‘We need social housing, not more student hostels’
New restrictions on developers as residents fear being swamped
Published: 28 May 2010
by PETER GRUNER
THE new head of Islington’s anti-crime police liaison committee, Jan Tucker, added her voice this week to the growing alarm about a student “invasion” that threatens to “swamp” the borough.
Ms Tucker, chairwoman of the Islington Community Safety Board, spoke out amid reports that student accommodation across the borough was reaching saturation point.
With Islington having the second highest amount of college accommodation in London after Camden, the council’s new Labour administration announced this week that it would restrict all new purpose-built student flats to just two areas.
They are Holloway Road, where the London Metropolitan University is mainly based, and
the City University’s Northampton Square.
Ms Tucker said: “The problem is that they have been building student hostels all over the borough. That’s all very well but they are not providing any leisure facilities for the young people. The students often end up partying on the streets.
“This is at a time when we already have more people than ever drinking on the streets and causing a nuisance to neighbours.”
Members of the committee asked why there was so much student accommodation in the borough when there were 13,000 people on Islington Council’s housing waiting list.

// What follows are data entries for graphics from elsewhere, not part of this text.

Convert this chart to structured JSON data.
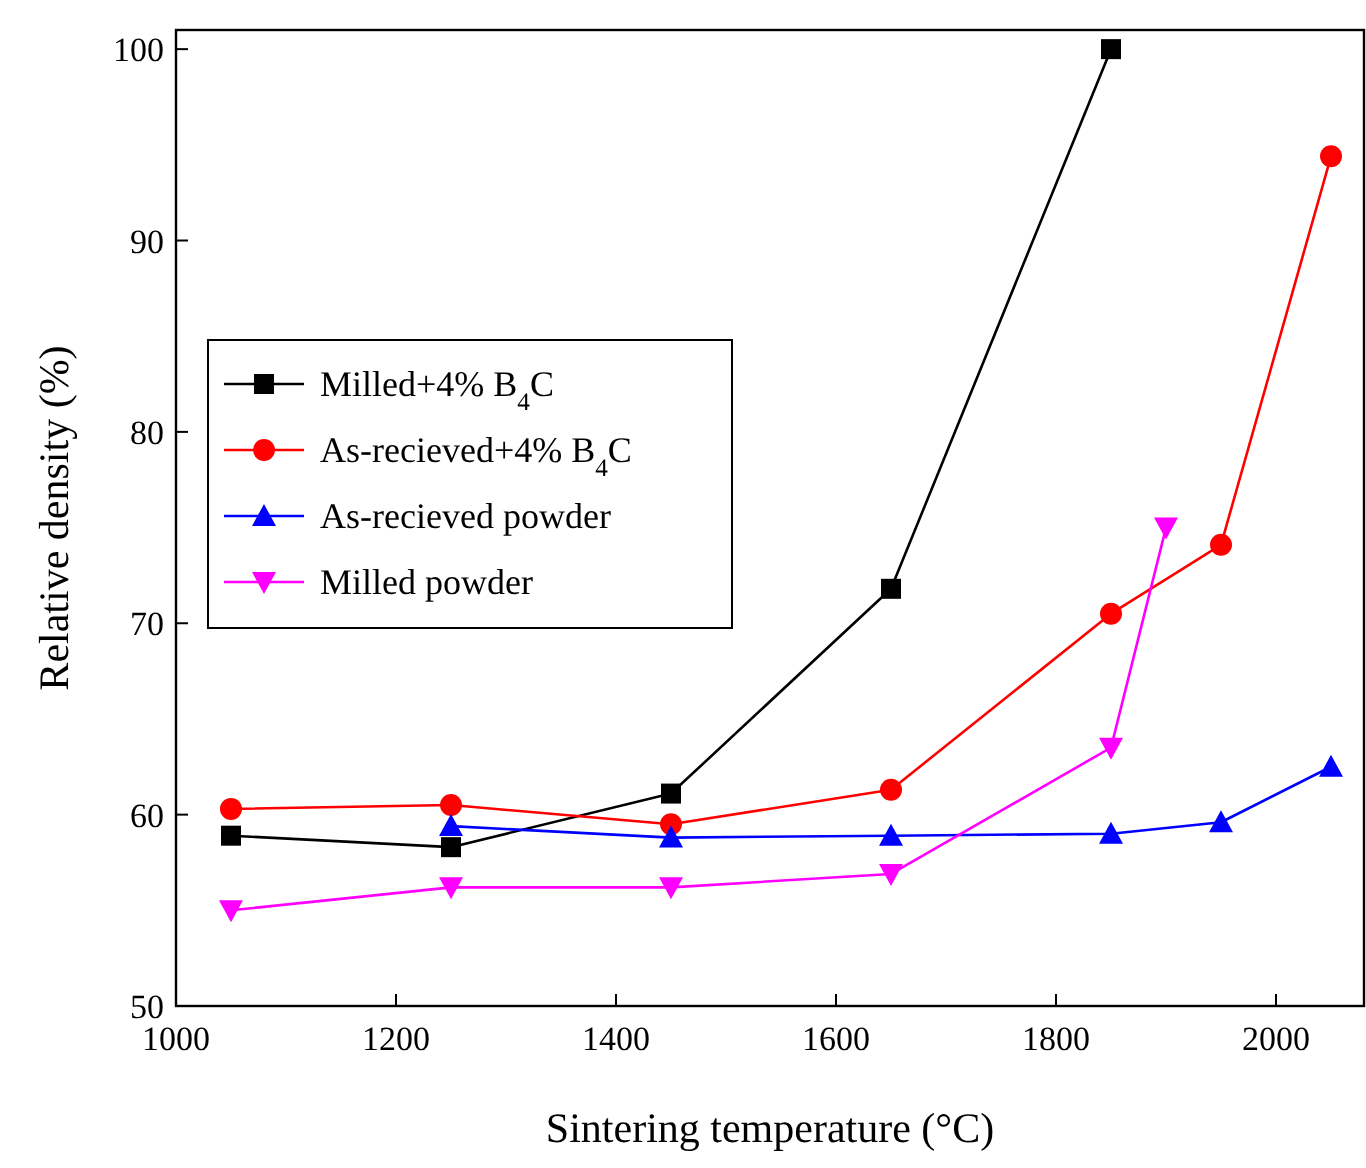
{
  "chart_data": {
    "type": "line",
    "xlabel": "Sintering temperature (°C)",
    "ylabel": "Relative density (%)",
    "xlim": [
      1000,
      2080
    ],
    "ylim": [
      50,
      101
    ],
    "xticks": [
      1000,
      1200,
      1400,
      1600,
      1800,
      2000
    ],
    "yticks": [
      50,
      60,
      70,
      80,
      90,
      100
    ],
    "grid": false,
    "legend": "left",
    "line_style": "solid",
    "series": [
      {
        "name": "Milled+4% B$_{4}$C",
        "color": "#000000",
        "marker": "square",
        "x": [
          1050,
          1250,
          1450,
          1650,
          1850
        ],
        "values": [
          58.9,
          58.3,
          61.1,
          71.8,
          100
        ]
      },
      {
        "name": "As-recieved+4% B$_{4}$C",
        "color": "#ff0000",
        "marker": "circle",
        "x": [
          1050,
          1250,
          1450,
          1650,
          1850,
          1950,
          2050
        ],
        "values": [
          60.3,
          60.5,
          59.5,
          61.3,
          70.5,
          74.1,
          94.4
        ]
      },
      {
        "name": "As-recieved powder",
        "color": "#0000ff",
        "marker": "triangle",
        "x": [
          1250,
          1450,
          1650,
          1850,
          1950,
          2050
        ],
        "values": [
          59.4,
          58.8,
          58.9,
          59.0,
          59.6,
          62.5
        ]
      },
      {
        "name": "Milled powder",
        "color": "#ff00ff",
        "marker": "triangle-down",
        "x": [
          1050,
          1250,
          1450,
          1650,
          1850,
          1900
        ],
        "values": [
          55.0,
          56.2,
          56.2,
          56.9,
          63.5,
          75.0
        ]
      }
    ]
  }
}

Ms Tucker added: “We’re not a university city like Oxford or Cambridge. We desperately need social housing.”
The number of purpose-built student rooms in Islington is set to reach almost 8,000 within the next few years – meaning nearly a third of 18 to 24-year-olds living in the borough will be students.
More than 1,000 purpose-built student rooms have been built in Islington since 2008 on top of 4,000 existing rooms.
Another 2,650 are being built or are in the pipeline.
The council planning figures do not include the thousands of students living in private rented accommodation across the borough.
Islington’s biggest student development is the 840-room Nido building, in Pentonville Road, Islington, which charges up to £295 a week for a single studio.
Paul Convery, executive member for regeneration, said the council will be reviewing the previous administration’s core strategy on housing. “We intend to restrict all purpose built student housing to areas close to the two universities, London Met and City.
“Anything beyond that won’t get planning permission.
“Every London borough should be contributing to student accommodation. We seem to be contributing an awful lot more than the others.”